Nesse sentido, vemos o deserto metafórico como um sinal de crescimento
na fé. Mas o deserto real também cumpria esse papel. João Batista, o primo de
Jesus que o antecedeu no batismo, segundo o Evangelho de Lucas, viveu,
cresceu e se fortaleceu em espírito nos desertos, “até o dia em que havia de se
manifestar-se a Israel” (Lc 1,80). O santo se alimentava frugalmente de
insetos e castanhas. Nutria-se mais do Espírito, ecoando uma célebre
passagem do Deuteronômio que vale narrar porque ela voltará a aparecer por
aqui. Nas muitas tribulações que os judeus passaram na travessia do Sinai,
Deus deixou que tivessem fome, mas também proveu maná, um alimento
miraculoso que aparecia quando evaporava o orvalho da manhã e que, quando
cozido, podia render bolos com sabor de mel.
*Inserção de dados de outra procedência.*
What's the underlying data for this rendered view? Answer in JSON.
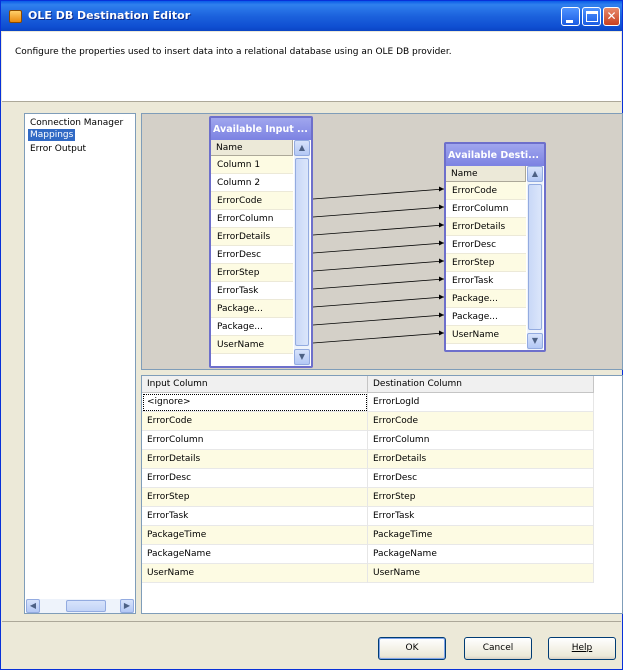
{
  "window": {
    "title": "OLE DB Destination Editor",
    "description": "Configure the properties used to insert data into a relational database using an OLE DB provider."
  },
  "colors": {
    "title_bar": "#1c62dd",
    "selection": "#316ac5",
    "listbox_header": "#7c82e2",
    "row_alt": "#fdfbe3"
  },
  "nav": {
    "items": [
      {
        "label": "Connection Manager",
        "selected": false
      },
      {
        "label": "Mappings",
        "selected": true
      },
      {
        "label": "Error Output",
        "selected": false
      }
    ]
  },
  "input_box": {
    "title": "Available Input ...",
    "header": "Name",
    "rows": [
      "Column 1",
      "Column 2",
      "ErrorCode",
      "ErrorColumn",
      "ErrorDetails",
      "ErrorDesc",
      "ErrorStep",
      "ErrorTask",
      "Package...",
      "Package...",
      "UserName"
    ]
  },
  "dest_box": {
    "title": "Available Desti...",
    "header": "Name",
    "rows": [
      "ErrorCode",
      "ErrorColumn",
      "ErrorDetails",
      "ErrorDesc",
      "ErrorStep",
      "ErrorTask",
      "Package...",
      "Package...",
      "UserName"
    ]
  },
  "mappings_grid": {
    "headers": [
      "Input Column",
      "Destination Column"
    ],
    "rows": [
      [
        "<ignore>",
        "ErrorLogId"
      ],
      [
        "ErrorCode",
        "ErrorCode"
      ],
      [
        "ErrorColumn",
        "ErrorColumn"
      ],
      [
        "ErrorDetails",
        "ErrorDetails"
      ],
      [
        "ErrorDesc",
        "ErrorDesc"
      ],
      [
        "ErrorStep",
        "ErrorStep"
      ],
      [
        "ErrorTask",
        "ErrorTask"
      ],
      [
        "PackageTime",
        "PackageTime"
      ],
      [
        "PackageName",
        "PackageName"
      ],
      [
        "UserName",
        "UserName"
      ]
    ]
  },
  "buttons": {
    "ok": "OK",
    "cancel": "Cancel",
    "help": "Help"
  },
  "icons": {
    "app": "ssis-component-icon",
    "minimize": "minimize-icon",
    "maximize": "maximize-icon",
    "close": "close-icon",
    "scroll_up": "chevron-up-icon",
    "scroll_down": "chevron-down-icon",
    "scroll_left": "chevron-left-icon",
    "scroll_right": "chevron-right-icon"
  }
}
Nessa alternância entre
privação e provimento, o texto diz que tudo foi feito para que entendessem
que “nem só de pão viverá o homem, mas de tudo o que procede da boca do
Senhor” (Dt 8,3). Entender as coisas do Espírito é nutrir a alma, prepará-la
para a Salvação, diz a interpretação cristã dessas passagens. Logo, o deserto,
como provação, significa a possiblidade real de nos tornarmos clara em neve,
sairmos do estado inicial do ovo, crescermos e nos tornarmos mais fortes.